Nos últimos dias pudemos presenciar a confusão estabelecida nas relações públicas do Governo Federal, confusão criada em decorrência de seu hábito de não dizer sempre a verdade. A Presidente Dilma fez uma pernoite em Portugal não prevista em sua agenda. Diante do fato noticiado pela imprensa, o Palácio do Planalto informou que a pernoite foi decidida na véspera, em razão da mudança nas condições climáticas que desaconselhavam voos noturnos. No entanto, posteriormente, o restaurante e o hotel em que a Presidente estive confirmaram que a visita foi preparada com dias de antecedência. Trata-se de fato menor, uma pequena mentira, mas que revela bastante sobre a confusão que os Governos fazem sobre o texto de Maquiavel e seu discurso sobre meios e fins.
Na filosofia, é pela verdade que se busca. Já na política, em geral – e é natural que assim seja -, impera a lógica utilitária e as posições são discutidas em razão dos meios e fins. O estadista visa ao bem público e, por vezes, é necessário manter sigilo sobre alguns fatos, especialmente no que tange à política externa.
A filosofia é campo da verdade. E é perigoso falar a verdade. Esta foi a lição aprendida por Platão com a condenação de Sócrates à morte. Foi a partir deste momento que Platão passou a defender uma tirania de filósofos, para que seus pensamentos – e, consequentemente, a verdade – fossem protegidos. É interessante observar que também Cícero, político e filósofo, acabou seus dias na ponta de uma espada, condenado que foi à morte.
É de se reconhecer que Platão não estava pensando como um ser político ao defender a tirania, já que não era o bem comum que ele tinha em mente, mas sim a segurança dos filósofos. Montesquieu, que conhecia bem o assunto, sabia que as tiranias são condenadas porque destroem a união dos homens; isolando uns dos outros, elas buscam destruir a pluralidade humana. No entanto, o caso ilustra adequadamente o antagonismo existente entre filosofia e política, antagonismo decorrente, em grande parte, da diferença de objetivos entre eles (verdade e bem comum).
Ao contrário do que imaginam os assessores dos Governos e os responsáveis pelo marketing e pelas relações públicas, não é porque o político nem sempre é obrigado a dizer a verdade que suas atividades devam ser constantemente protegidas por mentiras deliberadas, a não ser que tenham objetivos muito específicos.
De Gaulle propagou, durante a Segunda Guerra, a ideia de que uma França livre lutava contra a Alemanha. Mas é fato bem conhecido que a França havia sucumbido e que os franceses, em larga maioria, não estavam lutando contra os Nazistas. O certo é que mesmo a teoria política, muito afeita à teoria dos meios e fins, admite em pouquíssimos casos a mentira deliberada, mesmo assim em condições extremas.
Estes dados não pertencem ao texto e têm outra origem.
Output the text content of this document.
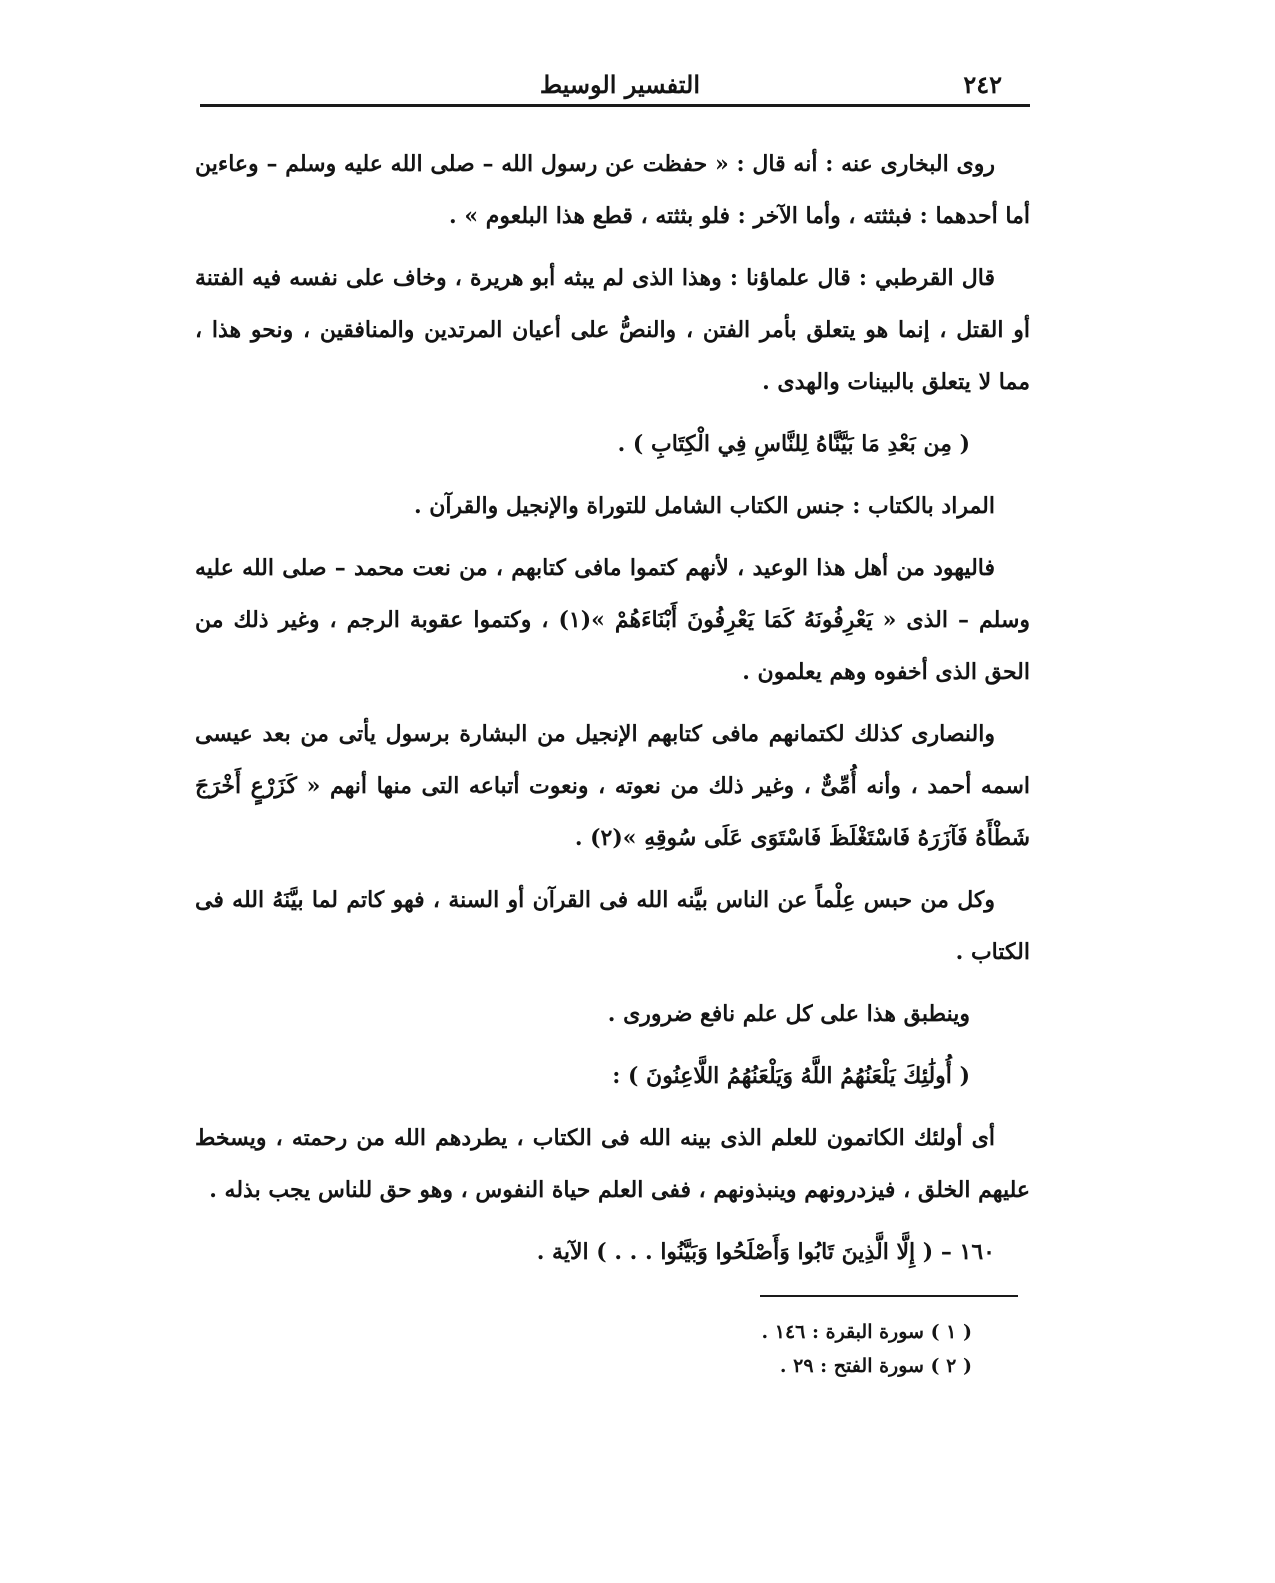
٢٤٢
التفسير الوسيط

روى البخارى عنه : أنه قال : « حفظت عن رسول الله – صلى الله عليه وسلم – وعاءين أما أحدهما : فبثثته ، وأما الآخر : فلو بثثته ، قطع هذا البلعوم » .

قال القرطبي : قال علماؤنا : وهذا الذى لم يبثه أبو هريرة ، وخاف على نفسه فيه الفتنة أو القتل ، إنما هو يتعلق بأمر الفتن ، والنصُّ على أعيان المرتدين والمنافقين ، ونحو هذا ، مما لا يتعلق بالبينات والهدى .

( مِن بَعْدِ مَا بَيَّنَّاهُ لِلنَّاسِ فِي الْكِتَابِ ) .

المراد بالكتاب : جنس الكتاب الشامل للتوراة والإنجيل والقرآن .

فاليهود من أهل هذا الوعيد ، لأنهم كتموا مافى كتابهم ، من نعت محمد – صلى الله عليه وسلم – الذى « يَعْرِفُونَهُ كَمَا يَعْرِفُونَ أَبْنَاءَهُمْ »(١) ، وكتموا عقوبة الرجم ، وغير ذلك من الحق الذى أخفوه وهم يعلمون .

والنصارى كذلك لكتمانهم مافى كتابهم الإنجيل من البشارة برسول يأتى من بعد عيسى اسمه أحمد ، وأنه أُمِّىٌّ ، وغير ذلك من نعوته ، ونعوت أتباعه التى منها أنهم « كَزَرْعٍ أَخْرَجَ شَطْأَهُ فَآزَرَهُ فَاسْتَغْلَظَ فَاسْتَوَى عَلَى سُوقِهِ »(٢) .

وكل من حبس عِلْماً عن الناس بيَّنه الله فى القرآن أو السنة ، فهو كاتم لما بيَّنَهُ الله فى الكتاب .

وينطبق هذا على كل علم نافع ضرورى .

( أُولَٰئِكَ يَلْعَنُهُمُ اللَّهُ وَيَلْعَنُهُمُ اللَّاعِنُونَ ) :

أى أولئك الكاتمون للعلم الذى بينه الله فى الكتاب ، يطردهم الله من رحمته ، ويسخط عليهم الخلق ، فيزدرونهم وينبذونهم ، ففى العلم حياة النفوس ، وهو حق للناس يجب بذله .

١٦٠ – ( إِلَّا الَّذِينَ تَابُوا وَأَصْلَحُوا وَبَيَّنُوا . . . ) الآية .

( ١ ) سورة البقرة : ١٤٦ .

( ٢ ) سورة الفتح : ٢٩ .
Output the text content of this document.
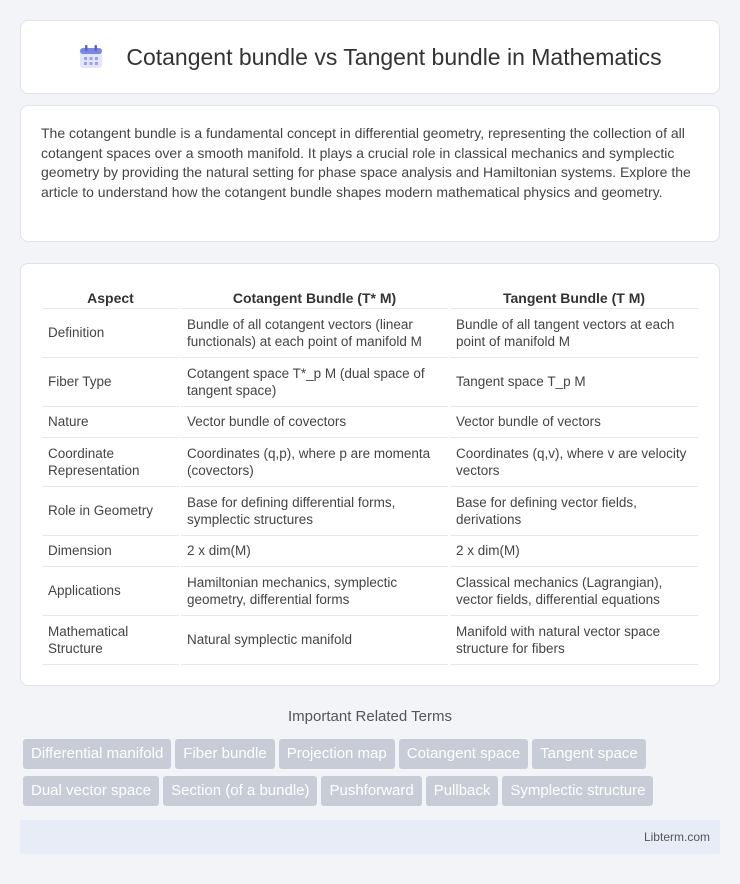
Cotangent bundle vs Tangent bundle in Mathematics

The cotangent bundle is a fundamental concept in differential geometry, representing the collection of all cotangent spaces over a smooth manifold. It plays a crucial role in classical mechanics and symplectic geometry by providing the natural setting for phase space analysis and Hamiltonian systems. Explore the article to understand how the cotangent bundle shapes modern mathematical physics and geometry.

Aspect	Cotangent Bundle (T* M)	Tangent Bundle (T M)
Definition	Bundle of all cotangent vectors (linear functionals) at each point of manifold M	Bundle of all tangent vectors at each point of manifold M
Fiber Type	Cotangent space T*_p M (dual space of tangent space)	Tangent space T_p M
Nature	Vector bundle of covectors	Vector bundle of vectors
Coordinate Representation	Coordinates (q,p), where p are momenta (covectors)	Coordinates (q,v), where v are velocity vectors
Role in Geometry	Base for defining differential forms, symplectic structures	Base for defining vector fields, derivations
Dimension	2 x dim(M)	2 x dim(M)
Applications	Hamiltonian mechanics, symplectic geometry, differential forms	Classical mechanics (Lagrangian), vector fields, differential equations
Mathematical Structure	Natural symplectic manifold	Manifold with natural vector space structure for fibers
Important Related Terms
Differential manifold Fiber bundle Projection map Cotangent space Tangent spaceDual vector space Section (of a bundle) Pushforward Pullback Symplectic structure
Libterm.com
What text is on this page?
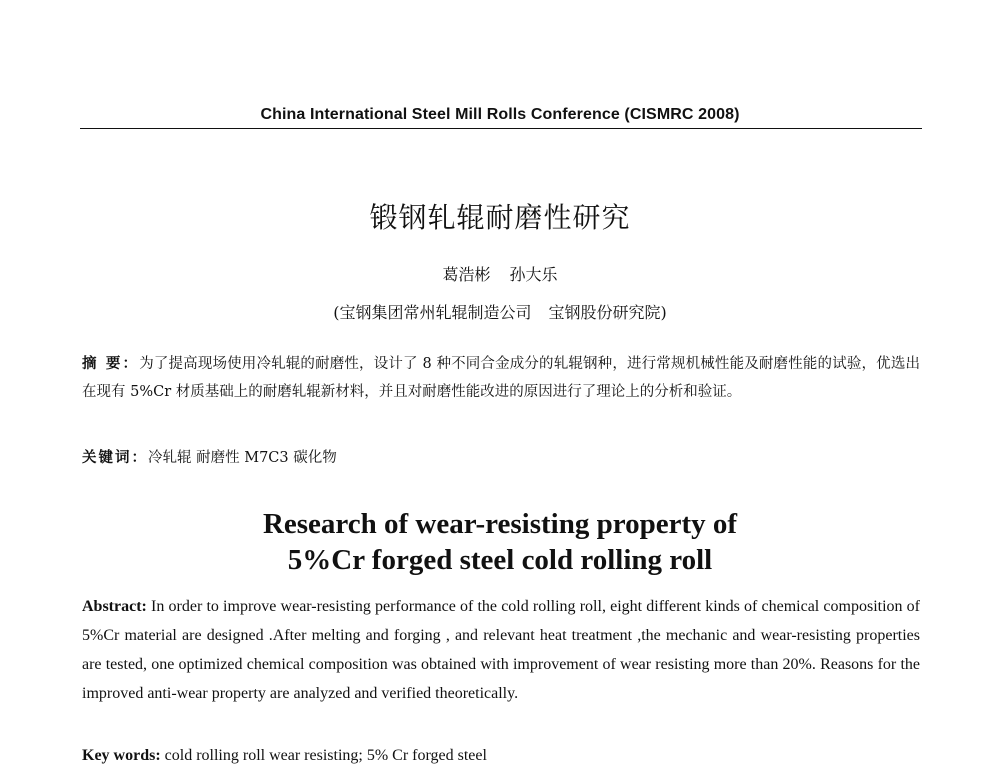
China International Steel Mill Rolls Conference (CISMRC 2008)
锻钢轧辊耐磨性研究
葛浩彬 孙大乐
(宝钢集团常州轧辊制造公司 宝钢股份研究院)
摘 要：为了提高现场使用冷轧辊的耐磨性，设计了 8 种不同合金成分的轧辊钢种，进行常规机械性能及耐磨性能的试验，优选出在现有 5%Cr 材质基础上的耐磨轧辊新材料，并且对耐磨性能改进的原因进行了理论上的分析和验证。
关键词：冷轧辊 耐磨性 M7C3 碳化物
Research of wear-resisting property of
5%Cr forged steel cold rolling roll
Abstract: In order to improve wear-resisting performance of the cold rolling roll, eight different kinds of chemical composition of 5%Cr material are designed .After melting and forging , and relevant heat treatment ,the mechanic and wear-resisting properties are tested, one optimized chemical composition was obtained with improvement of wear resisting more than 20%. Reasons for the improved anti-wear property are analyzed and verified theoretically.
Key words: cold rolling roll wear resisting; 5% Cr forged steel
O que se percebe com essa pequena mentira contada pelo Governo acerca da estadia da Presidente em Portugal é que a mentira deliberada passou a ser utilizada, indiscriminadamente, como prática corrente; foi incorporada à cultura de governo. Nas últimas décadas, parece ter havido uma grande extrapolação dos já discutíveis parâmetros maquiavélicos – em que a exceção da verdade tinha motivos e condições bem estabelecidas – para um absoluto descaso com a verdade.
Cultura vem do latim colere e tem significado bastante próximo do atual: significa cultivar, habitar, tomar conta, criar, preservar. Já no latim era utilizado na agricultura (daí vem a ideia mais forte atualmente, pois as plantas precisam de cuidados constantes para ser mantidas).
A importância das relações públicas – atualmente sob cuidado de marqueteiros – tem papel na criação deste ambiente cultural que incentiva o uso da mentira. Episódios como este, de grande repercussão, mas de baixo impacto sobre o futuro de uma País ou de um Governo, revelam que mentir se tornou prática comum e que o primado de verdade deixou de prevalecer não em razão do bem público, mas do costume de sempre moldar a realidade à conveniência dos Governos. E é bastante provável que o descrédito da política – em que o lema sem partidos das manifestações é emblemático – decorra, em parte, de a mentira ter sido incorporada como meio de ação política.